Amerindian creative industry still seeking a place in the economic sun

Kabakaburi in the Pomeroon River is one of several typical Amerindian homesteads, populated by a few hundred people where logging has, over time, been the most reliable means by which the men earn a livelihood. Women weave their Tibisiri craft and prepare their traditional indigenous food and drink and hope for the best from the modest markets afforded by events like Indigenous Heritage Month in September and GuyExpo.

This week, the Callistros—Neville, Iris and their 22-year-old granddaughter Satusia—came to Georgetown to talk with Stabroek Business ahead of their participation in this month’s Business Exposition, an event for small businesses which, for this year alone, replaces GuyExpo. These days, the Callistros and several of the other families at Kabakuri, cannot afford to pass up the opportunity afforded by events like the Business Exposition.

At 71, Neville Callistro, a former Village Captain at Kabakuri and better known in an earlier time as the Mighty Chief is devoting more of his time to working with his wife and granddaughter to sustain their enterprise which, he says, produces “genuine Amerindian Products” under the trading name The Real Thing. Life has changed for the one-time popular entertainer following a stroke in 2000 and the loss of 5,000 acres of leased land in the Pomeroon to what he says was “political payback” by the previous administration.

Neville Calistro(The Mighty Chief) and his wife and granddaughter displaying craft and cassava bread at the Stabroek News   earlier this week
Neville Calistro(The Mighty Chief) and his wife and granddaughter displaying craft and cassava bread at the Stabroek News earlier this week

The Callistros have been in the business of craft since 1972, their interest in the pursuit coinciding with the first Carifesta.

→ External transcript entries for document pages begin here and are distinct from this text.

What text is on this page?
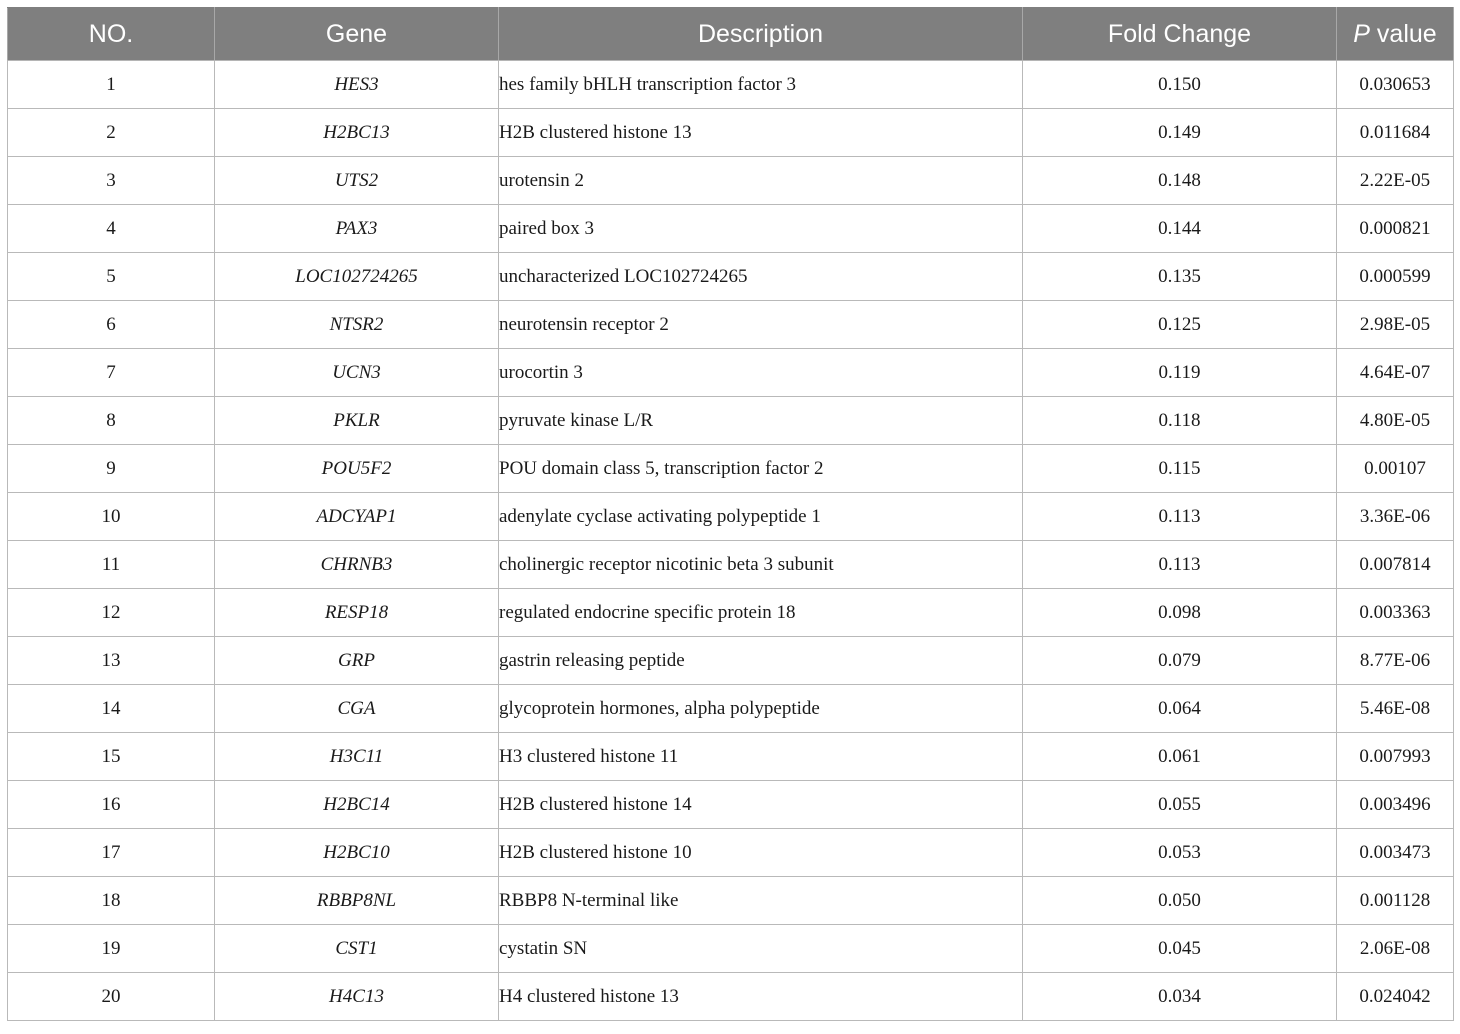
NO.	Gene	Description	Fold Change	P value
1	HES3	hes family bHLH transcription factor 3	0.150	0.030653
2	H2BC13	H2B clustered histone 13	0.149	0.011684
3	UTS2	urotensin 2	0.148	2.22E-05
4	PAX3	paired box 3	0.144	0.000821
5	LOC102724265	uncharacterized LOC102724265	0.135	0.000599
6	NTSR2	neurotensin receptor 2	0.125	2.98E-05
7	UCN3	urocortin 3	0.119	4.64E-07
8	PKLR	pyruvate kinase L/R	0.118	4.80E-05
9	POU5F2	POU domain class 5, transcription factor 2	0.115	0.00107
10	ADCYAP1	adenylate cyclase activating polypeptide 1	0.113	3.36E-06
11	CHRNB3	cholinergic receptor nicotinic beta 3 subunit	0.113	0.007814
12	RESP18	regulated endocrine specific protein 18	0.098	0.003363
13	GRP	gastrin releasing peptide	0.079	8.77E-06
14	CGA	glycoprotein hormones, alpha polypeptide	0.064	5.46E-08
15	H3C11	H3 clustered histone 11	0.061	0.007993
16	H2BC14	H2B clustered histone 14	0.055	0.003496
17	H2BC10	H2B clustered histone 10	0.053	0.003473
18	RBBP8NL	RBBP8 N-terminal like	0.050	0.001128
19	CST1	cystatin SN	0.045	2.06E-08
20	H4C13	H4 clustered histone 13	0.034	0.024042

They have returned to the trade in more difficult times brooding over the fact that up until now the national obligation to bring Amerindian culture to the core through its craft and its culture remains unfulfilled.

The problem, Callistro says, is that these days, the Amerindians have had to gravitate increasingly to pressing their creative skills into pursuits directly designed to subsidize their incomes. In the process what they have discovered, he says, is that the institutions that ought to have been put in place to support the growth and development of a sustainable Amerindian craft enterprise are nowhere to be found.

It is, he says, a matter of creating an enabling environment in which Amerindian craft can thrive as a commercially viable pursuit. There are, he points out, no institutions outside of the Amerindian communities for refining skills, packaging, labelling and marketing. “The visitors who might be interested in what we offer never find their way to places like Kabakuri,” Callistro says.

Politics, the Callistros say, has not always been kind to them. Over the years he has always been a prominent part of the Amerindian Heritage Month commemorative event. That, he says, came to an abrupt end following his active participation in a still unsettled community land issue at Kabakuri. “It was just victimization,” he says.

Iris is preoccupied with the Business Exposition. When she spoke, she wondered aloud as to whether a fee of $20,000 to have two booths at the event was not too steep. She points out that there is still no sustainable market for Amerindian craft and condiments and that the trade is still a matter of patronage. Vendors like those who must bring their goods from Kabakuri must balance their participation at these urban showpiece events against the high cost of getting there. Setting aside the high cost of travel to the city (there are no roads out of Kabakaburi and most of the journey must be undertaken by boat) there are the costs associated with remaining there for the duration of the event. Both Iris and her husband say that Amerindian vendors who travel from non-coastal communities still need subsidies if their micro enterprises are to be sustainable.

The upshot of the underdevelopment of the indigenous craft industry, Callistro says, is evident in some of the manifestations that obtain in the creative sector as a whole. He bemoans the fact that the Guyana Art and Craft Association has done little if anything for the upliftment of indigenous creative work, that the value-added associated with packaging, labelling and marketing is still to reach most Amerindian communities and that efforts to move Amerindian craft into the tourism mainstream continue to be relatively weak and ineffective. In the case of The Real Thing, the Callistros still struggling enterprise, it continues to be a manifestation of what Callistro believes is still a promise to the country’s Amerindian community that remains unfulfilled.